Interactivité des titres de presse sur les réseaux sociaux

[ Nous aussi on peut faire dans le titre buzz... ]

Un petit goût de provocation ce titre ? Ah bon ? Derrière l’humour se cache néanmoins un article que j’ai voulu analytique et sérieux sur l’interactivité que proposent les titres de presse sur les réseaux sociaux (et Facebook en particulier) à travers l’ouverture de leurs commentaires.  La genèse de ce billet tient à un échange quelques peu houleux sur Facebook entre le magazine d’actualité Slate.fr et moi-même il y a un mois de cela. Oui, c’est fichtrement long et si je ne le publie qu’aujourd’hui c’est bien parce que j’ai voulu me laisser le temps de réfléchir à l’anecdote (qui, je le précise immédiatement, aurait largement pu se produire avec tout autre titre de presse).

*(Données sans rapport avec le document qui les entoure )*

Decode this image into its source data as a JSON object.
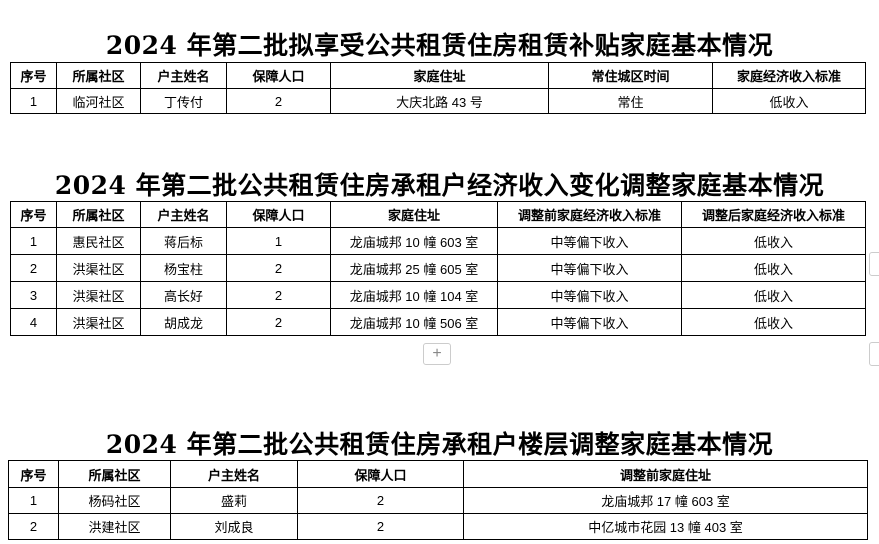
{
  "sections": [
    {
      "title": "2024 年第二批拟享受公共租赁住房租赁补贴家庭基本情况",
      "headers": [
        "序号",
        "所属社区",
        "户主姓名",
        "保障人口",
        "家庭住址",
        "常住城区时间",
        "家庭经济收入标准"
      ],
      "rows": [
        [
          "1",
          "临河社区",
          "丁传付",
          "2",
          "大庆北路 43 号",
          "常住",
          "低收入"
        ]
      ]
    },
    {
      "title": "2024 年第二批公共租赁住房承租户经济收入变化调整家庭基本情况",
      "headers": [
        "序号",
        "所属社区",
        "户主姓名",
        "保障人口",
        "家庭住址",
        "调整前家庭经济收入标准",
        "调整后家庭经济收入标准"
      ],
      "rows": [
        [
          "1",
          "惠民社区",
          "蒋后标",
          "1",
          "龙庙城邦 10 幢 603 室",
          "中等偏下收入",
          "低收入"
        ],
        [
          "2",
          "洪渠社区",
          "杨宝柱",
          "2",
          "龙庙城邦 25 幢 605 室",
          "中等偏下收入",
          "低收入"
        ],
        [
          "3",
          "洪渠社区",
          "高长好",
          "2",
          "龙庙城邦 10 幢 104 室",
          "中等偏下收入",
          "低收入"
        ],
        [
          "4",
          "洪渠社区",
          "胡成龙",
          "2",
          "龙庙城邦 10 幢 506 室",
          "中等偏下收入",
          "低收入"
        ]
      ]
    },
    {
      "title": "2024 年第二批公共租赁住房承租户楼层调整家庭基本情况",
      "headers": [
        "序号",
        "所属社区",
        "户主姓名",
        "保障人口",
        "调整前家庭住址"
      ],
      "rows": [
        [
          "1",
          "杨码社区",
          "盛莉",
          "2",
          "龙庙城邦 17 幢 603 室"
        ],
        [
          "2",
          "洪建社区",
          "刘成良",
          "2",
          "中亿城市花园 13 幢 403 室"
        ]
      ]
    }
  ],
  "add_button": "+",
  "icons": {
    "add": "plus-icon"
  }
}
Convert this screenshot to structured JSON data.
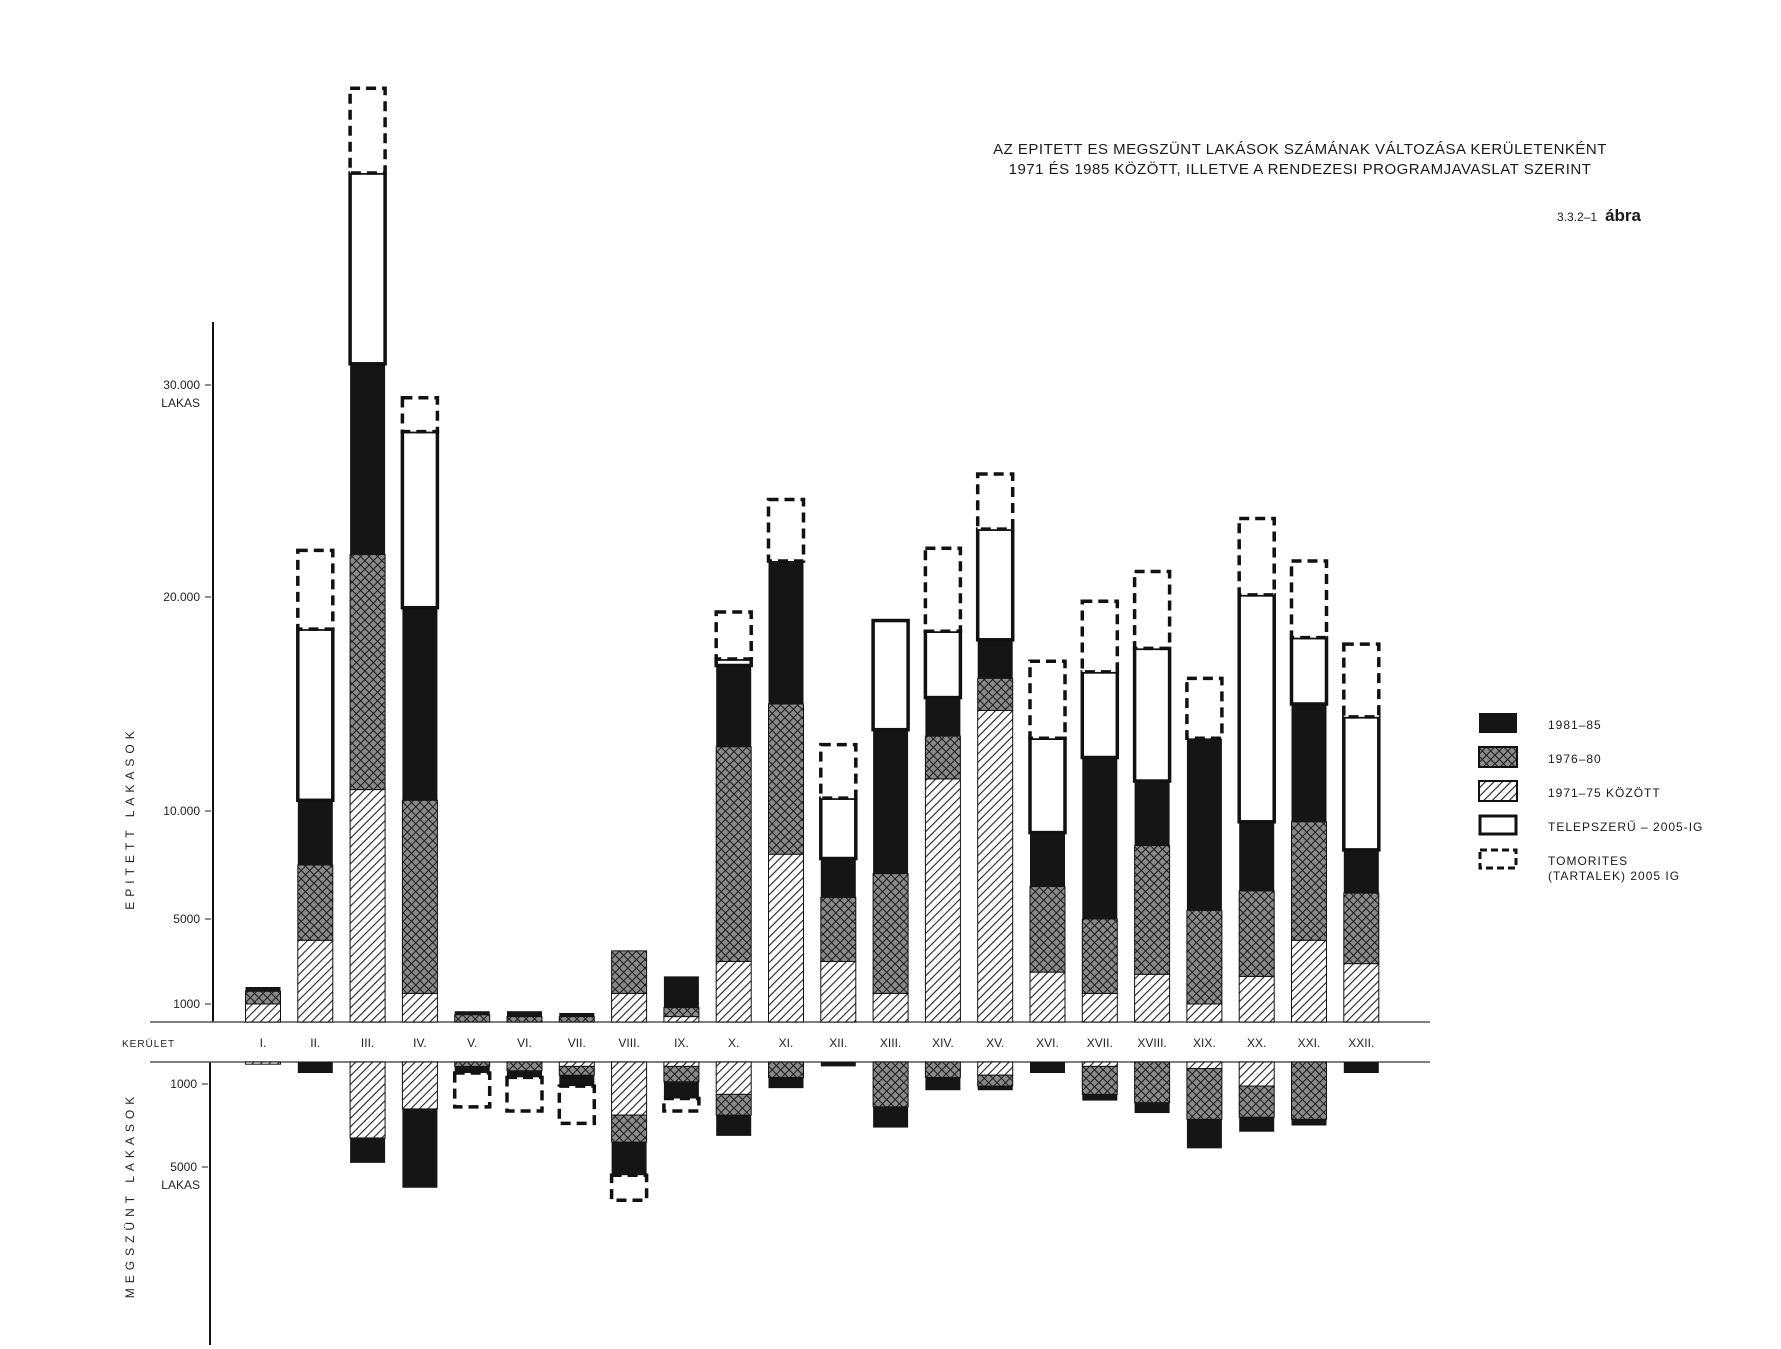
{
  "title_line1": "AZ EPITETT ES MEGSZÜNT LAKÁSOK SZÁMÁNAK VÁLTOZÁSA KERÜLETENKÉNT",
  "title_line2": "1971 ÉS 1985 KÖZÖTT, ILLETVE A RENDEZESI PROGRAMJAVASLAT SZERINT",
  "figure_number": "3.3.2–1",
  "figure_word": "ábra",
  "chart_data": {
    "type": "bar",
    "stacked": true,
    "district_row_label": "KERÜLET",
    "categories": [
      "I.",
      "II.",
      "III.",
      "IV.",
      "V.",
      "VI.",
      "VII.",
      "VIII.",
      "IX.",
      "X.",
      "XI.",
      "XII.",
      "XIII.",
      "XIV.",
      "XV.",
      "XVI.",
      "XVII.",
      "XVIII.",
      "XIX.",
      "XX.",
      "XXI.",
      "XXII."
    ],
    "upper_axis": {
      "label": "EPITETT LAKASOK",
      "ticks": [
        {
          "value": 1000,
          "label": "1000"
        },
        {
          "value": 5000,
          "label": "5000"
        },
        {
          "value": 10000,
          "label": "10.000"
        },
        {
          "value": 20000,
          "label": "20.000"
        },
        {
          "value": 30000,
          "label": "30.000"
        }
      ],
      "unit_label": "LAKAS"
    },
    "lower_axis": {
      "label": "MEGSZÜNT LAKASOK",
      "ticks": [
        {
          "value": 1000,
          "label": "1000"
        },
        {
          "value": 5000,
          "label": "5000"
        }
      ],
      "unit_label": "LAKAS"
    },
    "series": [
      {
        "name": "1971–75 KÖZÖTT",
        "pattern": "diagonal-hatch",
        "built": [
          1000,
          4000,
          11000,
          1500,
          0,
          0,
          0,
          1500,
          300,
          3000,
          8000,
          3000,
          1500,
          11500,
          14700,
          2500,
          1500,
          2400,
          1000,
          2300,
          4000,
          2900
        ],
        "demolished": [
          100,
          0,
          3600,
          2200,
          0,
          0,
          200,
          2500,
          200,
          1500,
          0,
          0,
          0,
          0,
          600,
          0,
          200,
          0,
          300,
          1100,
          0,
          0
        ]
      },
      {
        "name": "1976–80",
        "pattern": "cross-hatch",
        "built": [
          600,
          3500,
          11000,
          9000,
          400,
          300,
          300,
          2000,
          500,
          10000,
          7000,
          3000,
          5600,
          2000,
          1500,
          4000,
          3500,
          6000,
          4400,
          4000,
          5500,
          3300
        ],
        "demolished": [
          0,
          0,
          0,
          0,
          200,
          400,
          400,
          1300,
          700,
          1000,
          700,
          0,
          2100,
          700,
          500,
          0,
          1300,
          1900,
          2400,
          1500,
          2700,
          0
        ]
      },
      {
        "name": "1981–85",
        "pattern": "solid",
        "built": [
          200,
          3000,
          9000,
          9000,
          200,
          300,
          200,
          0,
          1500,
          3800,
          6700,
          1800,
          6700,
          1800,
          1800,
          2500,
          7500,
          3000,
          8000,
          3200,
          5500,
          2000
        ],
        "demolished": [
          0,
          500,
          1200,
          3800,
          300,
          300,
          500,
          1600,
          800,
          1000,
          500,
          200,
          1000,
          600,
          200,
          500,
          300,
          500,
          1400,
          700,
          300,
          500
        ]
      },
      {
        "name": "TELEPSZERŰ – 2005-IG",
        "pattern": "outline",
        "built": [
          0,
          8000,
          9000,
          8300,
          0,
          0,
          0,
          0,
          0,
          300,
          0,
          2800,
          5100,
          3100,
          5200,
          4400,
          4000,
          6200,
          0,
          10600,
          3100,
          6200
        ],
        "demolished": [
          0,
          0,
          0,
          0,
          0,
          0,
          0,
          0,
          0,
          0,
          0,
          0,
          0,
          0,
          0,
          0,
          0,
          0,
          0,
          0,
          0,
          0
        ]
      },
      {
        "name": "TOMORITES (TARTALEK) 2005 IG",
        "pattern": "dashed-outline",
        "built": [
          0,
          3700,
          4000,
          1600,
          0,
          0,
          0,
          0,
          0,
          2200,
          2900,
          2500,
          0,
          3900,
          2600,
          3600,
          3300,
          3600,
          2800,
          3600,
          3600,
          3400
        ],
        "demolished": [
          0,
          0,
          0,
          0,
          1600,
          1600,
          1800,
          1200,
          600,
          0,
          0,
          0,
          0,
          0,
          0,
          0,
          0,
          0,
          0,
          0,
          0,
          0
        ]
      }
    ]
  }
}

Slate.fr, je vous aime bien mais…

Je suis régulièrement les articles de Slate.fr sur mon application mobile et sur mon fil Facebook car je les trouve souvent pertinents et apportant une plus-value informationnelle rafraîchissante au regard de certains autres titres de presse qui diluent les dépêches AFP, quand ils ne se contentent pas de les recopier bêtement. Je les lis depuis déjà quelques années, et j’ai pris l’habitude de les commenter via Facebook quand le commentaire me venait, la possibilité étant offerte aux internautes, cela me semblait être un espace d’échange autorisé. Ces choses étant dites, et sans que cela ne retire rien au bien que je pense de cet organe de presse, il y a un mois de cela, nous sommes tombés en désaccord, tant sur le fond que sur la forme.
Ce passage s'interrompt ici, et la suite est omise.